The superior performance of ThinkPRM-14B suggests that its prompting strategy or architecture is particularly well-suited for mathematical reasoning. The relatively flat performance of LLM-as-a-judge indicates that simply using an LLM to judge the correctness of solutions is not as effective as more sophisticated methods like ThinkPRM-14B or DiscPRM-14B.

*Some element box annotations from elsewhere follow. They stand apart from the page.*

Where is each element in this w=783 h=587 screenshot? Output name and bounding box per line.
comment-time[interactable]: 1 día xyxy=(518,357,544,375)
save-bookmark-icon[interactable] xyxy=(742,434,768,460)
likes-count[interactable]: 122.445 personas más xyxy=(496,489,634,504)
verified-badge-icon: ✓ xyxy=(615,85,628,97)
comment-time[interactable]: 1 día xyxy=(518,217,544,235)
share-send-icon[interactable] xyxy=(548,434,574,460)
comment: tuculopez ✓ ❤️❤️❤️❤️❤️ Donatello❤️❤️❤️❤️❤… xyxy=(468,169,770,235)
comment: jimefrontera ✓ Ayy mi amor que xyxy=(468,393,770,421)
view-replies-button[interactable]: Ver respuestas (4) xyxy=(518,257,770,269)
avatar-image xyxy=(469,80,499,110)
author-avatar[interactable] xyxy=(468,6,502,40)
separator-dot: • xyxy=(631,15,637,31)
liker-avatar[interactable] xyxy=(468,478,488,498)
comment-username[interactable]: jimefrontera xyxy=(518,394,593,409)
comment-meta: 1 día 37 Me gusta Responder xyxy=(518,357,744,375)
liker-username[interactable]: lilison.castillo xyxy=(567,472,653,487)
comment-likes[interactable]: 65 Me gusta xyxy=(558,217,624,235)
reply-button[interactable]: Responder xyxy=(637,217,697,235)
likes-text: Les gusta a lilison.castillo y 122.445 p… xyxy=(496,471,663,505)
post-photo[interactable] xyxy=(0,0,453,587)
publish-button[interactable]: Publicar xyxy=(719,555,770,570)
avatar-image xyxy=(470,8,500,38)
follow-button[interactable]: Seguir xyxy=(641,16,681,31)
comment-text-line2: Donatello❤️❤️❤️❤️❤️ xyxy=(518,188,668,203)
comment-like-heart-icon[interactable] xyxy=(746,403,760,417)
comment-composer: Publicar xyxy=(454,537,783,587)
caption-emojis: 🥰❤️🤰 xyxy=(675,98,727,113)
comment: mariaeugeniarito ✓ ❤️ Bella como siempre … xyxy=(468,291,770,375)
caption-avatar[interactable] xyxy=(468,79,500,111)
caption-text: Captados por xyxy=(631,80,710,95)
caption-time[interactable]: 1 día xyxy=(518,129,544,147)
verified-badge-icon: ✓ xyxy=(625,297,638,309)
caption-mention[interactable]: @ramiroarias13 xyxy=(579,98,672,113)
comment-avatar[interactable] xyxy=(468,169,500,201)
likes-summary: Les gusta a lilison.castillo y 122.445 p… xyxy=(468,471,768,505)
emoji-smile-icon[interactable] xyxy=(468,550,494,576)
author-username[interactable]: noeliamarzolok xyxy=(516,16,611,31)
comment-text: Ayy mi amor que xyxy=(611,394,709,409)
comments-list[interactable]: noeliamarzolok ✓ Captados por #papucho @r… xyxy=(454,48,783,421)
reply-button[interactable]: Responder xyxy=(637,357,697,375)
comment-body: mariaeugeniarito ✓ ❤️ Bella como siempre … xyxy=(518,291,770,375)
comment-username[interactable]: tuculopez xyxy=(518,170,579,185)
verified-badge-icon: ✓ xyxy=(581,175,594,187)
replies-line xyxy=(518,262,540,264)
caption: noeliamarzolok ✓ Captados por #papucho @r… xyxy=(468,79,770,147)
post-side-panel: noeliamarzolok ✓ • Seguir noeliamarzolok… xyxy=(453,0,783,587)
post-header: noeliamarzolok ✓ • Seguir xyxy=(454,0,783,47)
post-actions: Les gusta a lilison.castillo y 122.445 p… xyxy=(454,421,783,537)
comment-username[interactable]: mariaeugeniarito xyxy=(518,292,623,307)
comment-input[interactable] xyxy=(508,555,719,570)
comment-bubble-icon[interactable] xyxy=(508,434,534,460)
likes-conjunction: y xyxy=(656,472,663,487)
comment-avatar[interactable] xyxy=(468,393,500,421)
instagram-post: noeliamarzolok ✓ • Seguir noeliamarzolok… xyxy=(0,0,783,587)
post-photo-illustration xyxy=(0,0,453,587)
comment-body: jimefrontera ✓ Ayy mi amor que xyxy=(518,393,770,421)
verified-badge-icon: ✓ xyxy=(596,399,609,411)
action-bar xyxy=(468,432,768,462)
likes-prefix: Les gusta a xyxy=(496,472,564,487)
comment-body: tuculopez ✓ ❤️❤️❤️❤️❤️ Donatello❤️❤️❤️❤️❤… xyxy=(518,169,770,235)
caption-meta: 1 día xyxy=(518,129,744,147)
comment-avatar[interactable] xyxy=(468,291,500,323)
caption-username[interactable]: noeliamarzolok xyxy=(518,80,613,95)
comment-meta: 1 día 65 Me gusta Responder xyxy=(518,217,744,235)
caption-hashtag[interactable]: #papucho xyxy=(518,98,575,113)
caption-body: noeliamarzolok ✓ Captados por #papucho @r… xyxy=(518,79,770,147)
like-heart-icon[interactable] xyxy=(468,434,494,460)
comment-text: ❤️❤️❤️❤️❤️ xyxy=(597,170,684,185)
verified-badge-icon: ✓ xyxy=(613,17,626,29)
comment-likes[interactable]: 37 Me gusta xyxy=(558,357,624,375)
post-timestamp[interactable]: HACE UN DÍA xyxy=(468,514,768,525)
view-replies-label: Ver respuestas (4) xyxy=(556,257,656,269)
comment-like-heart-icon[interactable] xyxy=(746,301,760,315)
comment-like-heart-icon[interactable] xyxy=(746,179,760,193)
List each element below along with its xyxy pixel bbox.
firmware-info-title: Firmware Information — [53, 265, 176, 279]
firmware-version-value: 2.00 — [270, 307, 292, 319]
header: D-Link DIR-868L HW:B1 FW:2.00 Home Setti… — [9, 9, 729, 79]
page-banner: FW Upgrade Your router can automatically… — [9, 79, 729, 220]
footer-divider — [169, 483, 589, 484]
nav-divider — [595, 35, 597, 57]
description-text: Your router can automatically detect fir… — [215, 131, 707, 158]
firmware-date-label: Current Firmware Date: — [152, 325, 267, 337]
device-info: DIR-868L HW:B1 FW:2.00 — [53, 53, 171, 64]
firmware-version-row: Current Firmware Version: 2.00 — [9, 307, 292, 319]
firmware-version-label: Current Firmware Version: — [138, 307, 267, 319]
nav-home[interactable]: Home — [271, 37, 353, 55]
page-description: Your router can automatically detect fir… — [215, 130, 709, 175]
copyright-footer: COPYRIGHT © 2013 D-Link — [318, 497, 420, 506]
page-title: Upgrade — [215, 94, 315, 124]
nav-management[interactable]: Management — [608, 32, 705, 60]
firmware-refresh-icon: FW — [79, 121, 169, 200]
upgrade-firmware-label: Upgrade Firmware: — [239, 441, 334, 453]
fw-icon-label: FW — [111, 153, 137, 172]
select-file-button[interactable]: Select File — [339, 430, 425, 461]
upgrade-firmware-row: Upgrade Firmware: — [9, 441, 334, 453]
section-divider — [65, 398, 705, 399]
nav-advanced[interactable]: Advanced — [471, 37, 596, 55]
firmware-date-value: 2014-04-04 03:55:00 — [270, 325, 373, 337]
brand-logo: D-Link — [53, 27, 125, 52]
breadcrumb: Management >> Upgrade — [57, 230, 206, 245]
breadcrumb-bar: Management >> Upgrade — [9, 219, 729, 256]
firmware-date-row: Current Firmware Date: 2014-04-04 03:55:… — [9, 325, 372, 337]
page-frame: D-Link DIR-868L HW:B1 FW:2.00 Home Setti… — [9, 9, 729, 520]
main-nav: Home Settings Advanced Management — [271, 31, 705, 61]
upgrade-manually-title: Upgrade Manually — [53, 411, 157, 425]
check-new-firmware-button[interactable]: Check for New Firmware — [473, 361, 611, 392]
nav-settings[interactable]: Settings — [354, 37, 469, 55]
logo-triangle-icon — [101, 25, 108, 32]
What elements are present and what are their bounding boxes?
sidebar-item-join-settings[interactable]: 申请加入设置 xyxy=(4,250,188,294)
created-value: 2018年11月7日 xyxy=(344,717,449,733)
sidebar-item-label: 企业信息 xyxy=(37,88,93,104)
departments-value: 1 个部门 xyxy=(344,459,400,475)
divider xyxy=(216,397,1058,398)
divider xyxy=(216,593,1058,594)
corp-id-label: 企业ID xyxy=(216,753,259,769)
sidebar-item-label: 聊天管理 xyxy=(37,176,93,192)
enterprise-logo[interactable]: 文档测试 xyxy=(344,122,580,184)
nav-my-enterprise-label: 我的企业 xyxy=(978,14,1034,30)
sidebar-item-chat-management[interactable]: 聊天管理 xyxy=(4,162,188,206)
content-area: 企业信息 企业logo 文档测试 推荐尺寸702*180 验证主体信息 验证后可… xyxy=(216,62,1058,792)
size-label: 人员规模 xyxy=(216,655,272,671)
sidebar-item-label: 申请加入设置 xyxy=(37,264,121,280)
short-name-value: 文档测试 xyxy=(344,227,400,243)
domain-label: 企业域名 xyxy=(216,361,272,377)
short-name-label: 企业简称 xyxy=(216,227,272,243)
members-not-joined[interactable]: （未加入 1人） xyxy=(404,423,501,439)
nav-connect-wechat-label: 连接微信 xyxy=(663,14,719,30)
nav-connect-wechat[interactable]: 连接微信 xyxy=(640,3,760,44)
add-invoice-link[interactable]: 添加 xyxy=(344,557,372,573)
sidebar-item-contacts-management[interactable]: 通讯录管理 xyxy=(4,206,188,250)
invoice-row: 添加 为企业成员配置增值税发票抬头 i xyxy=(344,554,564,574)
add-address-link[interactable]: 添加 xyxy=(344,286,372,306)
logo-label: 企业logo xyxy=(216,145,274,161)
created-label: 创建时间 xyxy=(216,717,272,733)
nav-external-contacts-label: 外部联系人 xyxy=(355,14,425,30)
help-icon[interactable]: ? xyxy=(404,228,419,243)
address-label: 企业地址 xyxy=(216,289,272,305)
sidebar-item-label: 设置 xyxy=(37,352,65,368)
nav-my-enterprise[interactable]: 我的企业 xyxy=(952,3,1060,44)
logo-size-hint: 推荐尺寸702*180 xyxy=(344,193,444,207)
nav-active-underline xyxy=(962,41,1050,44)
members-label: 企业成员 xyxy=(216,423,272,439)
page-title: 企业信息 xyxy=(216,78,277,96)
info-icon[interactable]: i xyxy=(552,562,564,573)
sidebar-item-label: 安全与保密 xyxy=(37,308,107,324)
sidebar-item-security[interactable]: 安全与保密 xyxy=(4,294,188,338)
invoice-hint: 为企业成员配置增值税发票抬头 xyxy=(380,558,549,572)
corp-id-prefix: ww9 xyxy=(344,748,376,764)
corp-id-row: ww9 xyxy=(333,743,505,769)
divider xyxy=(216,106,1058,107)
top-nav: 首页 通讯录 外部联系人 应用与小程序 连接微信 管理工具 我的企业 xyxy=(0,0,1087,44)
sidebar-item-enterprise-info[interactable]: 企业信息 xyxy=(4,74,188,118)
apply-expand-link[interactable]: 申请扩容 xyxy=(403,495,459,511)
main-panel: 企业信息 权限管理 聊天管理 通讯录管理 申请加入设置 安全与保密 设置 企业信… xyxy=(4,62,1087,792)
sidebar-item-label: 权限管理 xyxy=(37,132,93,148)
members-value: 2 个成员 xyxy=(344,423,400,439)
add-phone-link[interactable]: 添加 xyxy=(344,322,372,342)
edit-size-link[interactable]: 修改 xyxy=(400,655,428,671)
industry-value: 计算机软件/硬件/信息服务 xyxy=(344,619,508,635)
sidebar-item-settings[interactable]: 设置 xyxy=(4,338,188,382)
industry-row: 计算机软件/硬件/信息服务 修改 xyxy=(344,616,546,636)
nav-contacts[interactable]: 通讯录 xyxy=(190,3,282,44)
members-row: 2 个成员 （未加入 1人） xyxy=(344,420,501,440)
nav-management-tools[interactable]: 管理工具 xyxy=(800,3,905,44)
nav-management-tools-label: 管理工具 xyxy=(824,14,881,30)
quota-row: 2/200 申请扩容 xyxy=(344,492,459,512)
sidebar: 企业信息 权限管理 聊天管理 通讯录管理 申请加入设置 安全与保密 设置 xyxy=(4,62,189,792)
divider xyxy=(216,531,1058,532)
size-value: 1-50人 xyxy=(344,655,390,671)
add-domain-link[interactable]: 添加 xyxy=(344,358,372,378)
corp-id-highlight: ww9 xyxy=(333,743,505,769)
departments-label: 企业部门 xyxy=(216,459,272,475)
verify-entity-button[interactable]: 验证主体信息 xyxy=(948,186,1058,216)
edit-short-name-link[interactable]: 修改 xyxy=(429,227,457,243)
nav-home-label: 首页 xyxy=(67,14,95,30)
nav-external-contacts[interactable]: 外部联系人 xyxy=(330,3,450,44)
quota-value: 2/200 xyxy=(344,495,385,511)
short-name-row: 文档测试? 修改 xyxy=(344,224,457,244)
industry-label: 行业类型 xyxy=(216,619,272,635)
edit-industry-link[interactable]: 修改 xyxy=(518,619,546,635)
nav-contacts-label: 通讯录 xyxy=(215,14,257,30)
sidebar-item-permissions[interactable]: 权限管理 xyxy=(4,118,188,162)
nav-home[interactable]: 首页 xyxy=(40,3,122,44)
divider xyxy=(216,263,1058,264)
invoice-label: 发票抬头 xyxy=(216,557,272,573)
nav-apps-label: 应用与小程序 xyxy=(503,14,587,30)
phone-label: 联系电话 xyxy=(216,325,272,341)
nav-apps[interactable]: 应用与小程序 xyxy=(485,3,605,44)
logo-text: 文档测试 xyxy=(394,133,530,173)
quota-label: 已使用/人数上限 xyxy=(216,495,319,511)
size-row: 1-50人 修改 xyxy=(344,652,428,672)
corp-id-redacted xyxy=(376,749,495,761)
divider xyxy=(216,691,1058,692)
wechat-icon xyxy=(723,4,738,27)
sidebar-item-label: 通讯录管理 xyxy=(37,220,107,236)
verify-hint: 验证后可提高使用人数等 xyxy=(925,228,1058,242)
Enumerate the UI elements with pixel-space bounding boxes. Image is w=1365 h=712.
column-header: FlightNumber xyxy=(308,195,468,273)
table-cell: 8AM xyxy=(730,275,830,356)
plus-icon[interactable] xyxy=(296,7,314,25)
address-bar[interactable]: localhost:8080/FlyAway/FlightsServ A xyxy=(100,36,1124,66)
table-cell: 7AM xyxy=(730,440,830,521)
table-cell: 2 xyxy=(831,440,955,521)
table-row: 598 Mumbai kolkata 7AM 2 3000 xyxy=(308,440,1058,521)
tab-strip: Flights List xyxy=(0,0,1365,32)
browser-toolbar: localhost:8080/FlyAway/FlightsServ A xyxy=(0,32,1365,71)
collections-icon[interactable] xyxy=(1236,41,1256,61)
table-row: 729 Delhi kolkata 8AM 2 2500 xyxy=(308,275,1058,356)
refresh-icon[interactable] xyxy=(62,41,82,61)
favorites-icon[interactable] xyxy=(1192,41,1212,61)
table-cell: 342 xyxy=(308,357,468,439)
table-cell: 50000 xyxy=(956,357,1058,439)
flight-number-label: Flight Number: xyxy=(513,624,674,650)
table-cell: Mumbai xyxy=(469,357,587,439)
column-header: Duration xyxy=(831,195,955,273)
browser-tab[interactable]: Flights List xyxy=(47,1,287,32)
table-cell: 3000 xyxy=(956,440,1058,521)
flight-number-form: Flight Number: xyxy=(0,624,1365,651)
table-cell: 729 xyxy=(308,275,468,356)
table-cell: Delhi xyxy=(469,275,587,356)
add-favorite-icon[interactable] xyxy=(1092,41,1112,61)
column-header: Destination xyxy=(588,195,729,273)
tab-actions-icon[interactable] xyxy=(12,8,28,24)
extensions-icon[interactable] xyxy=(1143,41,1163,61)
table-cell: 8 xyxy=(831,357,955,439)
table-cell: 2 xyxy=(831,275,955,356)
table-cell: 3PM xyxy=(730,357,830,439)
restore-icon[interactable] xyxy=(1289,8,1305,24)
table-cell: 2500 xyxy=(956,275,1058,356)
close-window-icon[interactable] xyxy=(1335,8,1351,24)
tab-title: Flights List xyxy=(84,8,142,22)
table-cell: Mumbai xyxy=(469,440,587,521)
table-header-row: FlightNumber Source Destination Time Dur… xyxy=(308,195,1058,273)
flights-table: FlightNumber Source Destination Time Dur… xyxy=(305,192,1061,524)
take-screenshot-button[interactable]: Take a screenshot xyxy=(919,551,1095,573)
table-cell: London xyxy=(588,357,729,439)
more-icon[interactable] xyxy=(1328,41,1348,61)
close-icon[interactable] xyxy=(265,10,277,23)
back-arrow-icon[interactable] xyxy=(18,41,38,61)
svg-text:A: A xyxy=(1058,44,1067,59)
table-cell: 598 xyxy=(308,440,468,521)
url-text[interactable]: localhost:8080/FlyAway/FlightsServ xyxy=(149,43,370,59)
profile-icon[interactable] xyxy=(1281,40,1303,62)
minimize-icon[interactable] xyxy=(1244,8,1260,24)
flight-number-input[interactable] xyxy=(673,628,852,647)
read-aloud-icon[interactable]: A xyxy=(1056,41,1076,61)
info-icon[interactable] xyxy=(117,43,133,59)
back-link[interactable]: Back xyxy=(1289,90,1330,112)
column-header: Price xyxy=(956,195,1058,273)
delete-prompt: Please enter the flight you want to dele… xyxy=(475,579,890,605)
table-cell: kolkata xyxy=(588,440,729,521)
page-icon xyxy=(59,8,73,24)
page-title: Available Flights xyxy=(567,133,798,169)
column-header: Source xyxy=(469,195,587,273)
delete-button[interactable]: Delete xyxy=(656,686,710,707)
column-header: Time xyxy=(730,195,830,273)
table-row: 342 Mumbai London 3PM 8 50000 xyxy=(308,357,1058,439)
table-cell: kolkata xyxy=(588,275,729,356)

The diminishing returns observed as the number of solutions increases suggest that there is a point at which generating additional solutions provides only marginal improvements in accuracy. This highlights the importance of balancing computational cost with performance gains. The difference in overall accuracy between the two benchmarks (AIME '24 and MATH-500) suggests that AIME '24 is a more challenging benchmark, requiring more sophisticated reasoning abilities.